BESSA, Alberto (1904). O Jornalismo. Esboço Histórico da Sua Origem e Desenvolvimento Até aos Nossos Dias.

Autor: BESSA, Alberto

Ano de elaboração (caso não coincida com ano de publicação)

Ano de publicação/impressão: 1904

Título completo da obra: O Jornalismo. Esboço Histórico da sua Origem e Desenvolvimento Até aos Nossos Dias

Tema principal: História do Jornalismo

Local de edição: Lisboa

Editora (ou tipografia, caso não exista editora): Livraria Editora Viúva Tavares Cardoso

Número de páginas: 365

Cota na Biblioteca Nacional e eventualmente noutras bibliotecas públicas

Cota na Biblioteca Nacional: H.G. 20867 P. P. 6704 P.

Cota na Biblioteca Municipal do Porto: J1-1-2

Esboço biográfico sobre o autor ou autores (nascimento, morte, profissão, etc.)

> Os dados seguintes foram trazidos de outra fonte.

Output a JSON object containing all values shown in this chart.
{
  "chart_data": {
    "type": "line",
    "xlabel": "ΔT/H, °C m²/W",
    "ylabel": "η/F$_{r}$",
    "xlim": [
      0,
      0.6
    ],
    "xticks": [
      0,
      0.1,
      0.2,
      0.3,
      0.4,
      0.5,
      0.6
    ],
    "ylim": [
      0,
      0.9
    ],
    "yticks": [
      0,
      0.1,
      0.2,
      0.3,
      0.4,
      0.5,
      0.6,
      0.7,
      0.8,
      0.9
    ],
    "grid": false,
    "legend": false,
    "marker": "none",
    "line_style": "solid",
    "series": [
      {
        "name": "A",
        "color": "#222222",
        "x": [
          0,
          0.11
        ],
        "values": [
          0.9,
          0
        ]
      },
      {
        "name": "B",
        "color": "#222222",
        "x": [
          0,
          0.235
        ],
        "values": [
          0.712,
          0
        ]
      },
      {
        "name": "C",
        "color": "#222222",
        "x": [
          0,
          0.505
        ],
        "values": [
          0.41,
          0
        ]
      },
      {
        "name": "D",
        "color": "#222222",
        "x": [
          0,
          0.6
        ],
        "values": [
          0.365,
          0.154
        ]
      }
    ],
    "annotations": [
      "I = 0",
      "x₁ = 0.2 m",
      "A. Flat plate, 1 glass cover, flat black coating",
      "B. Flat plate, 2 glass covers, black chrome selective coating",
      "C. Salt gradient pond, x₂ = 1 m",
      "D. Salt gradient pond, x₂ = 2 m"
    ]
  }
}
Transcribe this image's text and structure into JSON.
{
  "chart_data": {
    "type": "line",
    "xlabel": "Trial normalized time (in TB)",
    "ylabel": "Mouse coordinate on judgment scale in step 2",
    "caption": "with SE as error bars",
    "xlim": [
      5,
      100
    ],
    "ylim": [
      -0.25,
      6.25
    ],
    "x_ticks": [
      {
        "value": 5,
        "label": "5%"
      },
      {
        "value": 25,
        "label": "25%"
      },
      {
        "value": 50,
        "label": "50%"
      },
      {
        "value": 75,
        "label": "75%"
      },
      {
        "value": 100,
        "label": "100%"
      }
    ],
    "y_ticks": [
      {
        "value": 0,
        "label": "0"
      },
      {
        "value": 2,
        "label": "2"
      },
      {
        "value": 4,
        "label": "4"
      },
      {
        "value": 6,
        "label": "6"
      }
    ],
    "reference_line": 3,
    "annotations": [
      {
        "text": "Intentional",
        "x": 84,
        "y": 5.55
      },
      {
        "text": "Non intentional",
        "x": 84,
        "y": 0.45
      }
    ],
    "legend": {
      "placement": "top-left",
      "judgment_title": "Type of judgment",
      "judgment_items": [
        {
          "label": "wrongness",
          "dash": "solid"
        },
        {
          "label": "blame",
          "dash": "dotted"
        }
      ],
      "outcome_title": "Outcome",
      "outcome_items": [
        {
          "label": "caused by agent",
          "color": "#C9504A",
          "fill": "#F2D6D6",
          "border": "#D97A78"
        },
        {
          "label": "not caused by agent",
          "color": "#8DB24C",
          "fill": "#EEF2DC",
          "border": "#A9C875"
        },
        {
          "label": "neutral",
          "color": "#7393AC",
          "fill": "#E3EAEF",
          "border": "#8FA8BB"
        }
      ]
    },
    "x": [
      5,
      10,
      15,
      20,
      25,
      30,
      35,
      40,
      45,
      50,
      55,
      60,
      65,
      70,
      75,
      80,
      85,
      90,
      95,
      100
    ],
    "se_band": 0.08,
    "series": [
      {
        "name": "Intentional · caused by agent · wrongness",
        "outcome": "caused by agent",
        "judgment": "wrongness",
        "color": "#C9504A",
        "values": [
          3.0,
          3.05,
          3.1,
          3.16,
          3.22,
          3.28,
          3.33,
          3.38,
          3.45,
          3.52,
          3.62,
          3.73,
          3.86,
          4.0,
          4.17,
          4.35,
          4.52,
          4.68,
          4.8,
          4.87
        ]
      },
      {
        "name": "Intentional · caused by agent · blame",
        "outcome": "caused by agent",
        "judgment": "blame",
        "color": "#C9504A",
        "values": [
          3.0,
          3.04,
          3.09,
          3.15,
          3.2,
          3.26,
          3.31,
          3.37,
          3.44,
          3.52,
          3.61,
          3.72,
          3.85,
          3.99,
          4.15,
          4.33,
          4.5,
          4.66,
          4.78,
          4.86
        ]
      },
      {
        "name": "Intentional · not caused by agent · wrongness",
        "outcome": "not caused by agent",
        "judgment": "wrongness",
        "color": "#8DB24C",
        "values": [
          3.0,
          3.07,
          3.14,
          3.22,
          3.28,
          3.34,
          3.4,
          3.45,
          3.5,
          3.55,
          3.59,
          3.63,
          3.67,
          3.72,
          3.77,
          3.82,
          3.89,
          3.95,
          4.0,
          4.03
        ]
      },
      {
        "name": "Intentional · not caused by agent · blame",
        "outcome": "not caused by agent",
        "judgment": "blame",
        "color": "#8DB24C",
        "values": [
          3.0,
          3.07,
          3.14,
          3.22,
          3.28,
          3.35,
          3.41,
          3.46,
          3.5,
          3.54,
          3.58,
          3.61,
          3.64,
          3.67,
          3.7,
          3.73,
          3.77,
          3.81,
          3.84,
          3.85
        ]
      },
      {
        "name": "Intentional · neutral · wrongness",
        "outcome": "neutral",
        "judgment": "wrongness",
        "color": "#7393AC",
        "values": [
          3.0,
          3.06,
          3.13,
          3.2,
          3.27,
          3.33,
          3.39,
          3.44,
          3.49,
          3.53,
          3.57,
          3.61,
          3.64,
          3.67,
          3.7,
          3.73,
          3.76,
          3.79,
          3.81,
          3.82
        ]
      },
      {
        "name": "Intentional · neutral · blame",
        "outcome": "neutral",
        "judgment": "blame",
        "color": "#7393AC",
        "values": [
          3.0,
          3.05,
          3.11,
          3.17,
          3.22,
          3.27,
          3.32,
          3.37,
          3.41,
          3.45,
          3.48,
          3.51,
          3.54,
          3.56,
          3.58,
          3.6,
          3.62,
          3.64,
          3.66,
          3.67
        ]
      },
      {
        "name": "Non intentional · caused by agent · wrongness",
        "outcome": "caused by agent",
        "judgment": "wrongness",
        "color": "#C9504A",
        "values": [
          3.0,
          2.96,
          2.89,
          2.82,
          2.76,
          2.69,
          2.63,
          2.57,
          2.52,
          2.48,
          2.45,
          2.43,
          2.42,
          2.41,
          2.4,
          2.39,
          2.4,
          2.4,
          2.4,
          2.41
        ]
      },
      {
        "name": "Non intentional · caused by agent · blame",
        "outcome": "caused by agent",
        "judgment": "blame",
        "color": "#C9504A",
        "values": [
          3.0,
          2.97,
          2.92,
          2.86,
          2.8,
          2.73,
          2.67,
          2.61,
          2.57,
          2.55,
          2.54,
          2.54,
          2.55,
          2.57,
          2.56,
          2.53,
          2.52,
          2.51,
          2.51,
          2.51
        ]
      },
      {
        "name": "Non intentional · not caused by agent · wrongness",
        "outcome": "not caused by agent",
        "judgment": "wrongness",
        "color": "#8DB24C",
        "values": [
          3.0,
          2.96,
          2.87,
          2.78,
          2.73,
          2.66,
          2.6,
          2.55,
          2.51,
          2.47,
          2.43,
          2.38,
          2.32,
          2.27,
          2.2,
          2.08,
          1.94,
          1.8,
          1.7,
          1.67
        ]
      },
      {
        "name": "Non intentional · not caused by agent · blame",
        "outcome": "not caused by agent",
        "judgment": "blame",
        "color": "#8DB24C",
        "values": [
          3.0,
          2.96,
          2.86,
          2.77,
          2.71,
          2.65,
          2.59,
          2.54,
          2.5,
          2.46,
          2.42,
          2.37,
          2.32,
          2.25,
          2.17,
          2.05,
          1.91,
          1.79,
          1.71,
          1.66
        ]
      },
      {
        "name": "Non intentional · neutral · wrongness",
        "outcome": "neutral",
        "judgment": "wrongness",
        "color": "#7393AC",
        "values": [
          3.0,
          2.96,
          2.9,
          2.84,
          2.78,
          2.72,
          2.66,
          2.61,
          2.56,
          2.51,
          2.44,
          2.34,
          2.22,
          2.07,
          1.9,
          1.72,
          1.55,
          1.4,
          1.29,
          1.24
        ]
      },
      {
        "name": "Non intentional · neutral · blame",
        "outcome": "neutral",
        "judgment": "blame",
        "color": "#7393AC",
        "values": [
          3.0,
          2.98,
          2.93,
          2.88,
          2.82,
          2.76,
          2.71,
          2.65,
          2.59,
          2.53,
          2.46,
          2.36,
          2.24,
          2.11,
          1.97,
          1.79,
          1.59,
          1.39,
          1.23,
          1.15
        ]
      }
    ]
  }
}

Alberto Bessa, escritor e jornalista, nasceu no Porto, em 1861, e morreu em Lisboa, em 1938. Iniciou a sua carreira no jornal “O Operário” e depois no “Protesto Operário”. Fundou, dirigiu e colaborou com vários periódicos portuenses, mas a sua carreira profissional ganhou particular impulso a partir do momento em que ingressou no Século”, em Lisboa, em 1896. Em 1902, saiu do “Século” para fundar jornal “Diário”. Em 1906, transferiu-se para o “Diário de Notícias”, como redactor. Em 1910, transferiu-se para o “Jornal do Comércio e das Colónias”, do qual foi redactor principal (1917) e director (1921), cargo que ocupou até 1932. Bessa foi também um grande dinamizador do movimento associativo dos jornalistas, sendo um dos fundadores da Associação da Imprensa Portuguesa. Foi secretário da comissão instaladora da Associação da Imprensa Portuguesa (1897) e membro da Associação de Jornalistas e Homens de Letras do Porto. Em 1912, enquanto esteve ligado ao “Jornal do Comércio e das Colónias”, escreveu a “Enciclopédia do Comércio e do Industrial”. Prometeu lançar um livro intitulado “Nos Bastidores do Jornalismo”mas, aparentemente, nunca o publicou e, se o tinha em manuscrito, provavelmente este perdeu-se.

Índice da obra

O jornal e o público (artigo-prefácio) p. VII

Ao leitor p. XXI

Synthese da imprensa p. 23

A necessidade da convivência p. 39

Origem da publicidade periódica p. 47

Origem das «folhas» e das «gazetas» p. 53

O jornalismo na Inglaterra p. 59

Jornaes portuguezes impressos em Londres p. 88

O jornalismo em França p. 91

Jornaes portuguezes impressos em Paris p. 140

O jornalismo em Portugal e Hespanha p. 143

Do modo de ser do jornalismo entre nós p. 178

O jornalismo na China p. 187

Jornaes portuguezes impressos na China p. 194

O jornalismo no Japão p. 195

Jornaes portuguezes impressos no Japão p. 205

O jornalismo na América p. 207

Jornaes portuguezes impressos nos Estados Unidos p. 235

O jornalismo no Brasil p. 237

Jornaes portuguezes impressos no Brasil p. 255

Jornaes orientaes e argentinos p. 257

Jornaes portuguezes impressos em Montevideu e Buenos-Ayres p. 259

O jornalismo na Rússia p. 261

O jornalismo na Itália p. 272

Na Áustria – O jornal-telephonico p. 278

O jornal do Oceano e o jornal do Pólo p. 283

O jornalismo no futuro – Conclusão p. 285

Resenha Chronológica e Alphabetica do jornalismo brasileiro p. 287

Addenda relativa ao jornalismo do Estado de S. Paulo p. 355

Errata importante p. 365

Resumo da obra (linhas mestras)

O Jornalismo – Esboço Histórico da Sua Origem e Desenvolvimento Até aos Nossos Dias, de Alberto Bessa, prefaciado por Edmundo d’Amicis, editado em 1904, é o primeiro exemplo de uma verdadeira história (internacional) do jornalismo publicada no país, embora o autor, como outros da mesma época, extravase o seu objecto de estudo para desenvolver, por exemplo, várias considerações sobre o jornalismo nacional e estrangeiro que se praticava na altura.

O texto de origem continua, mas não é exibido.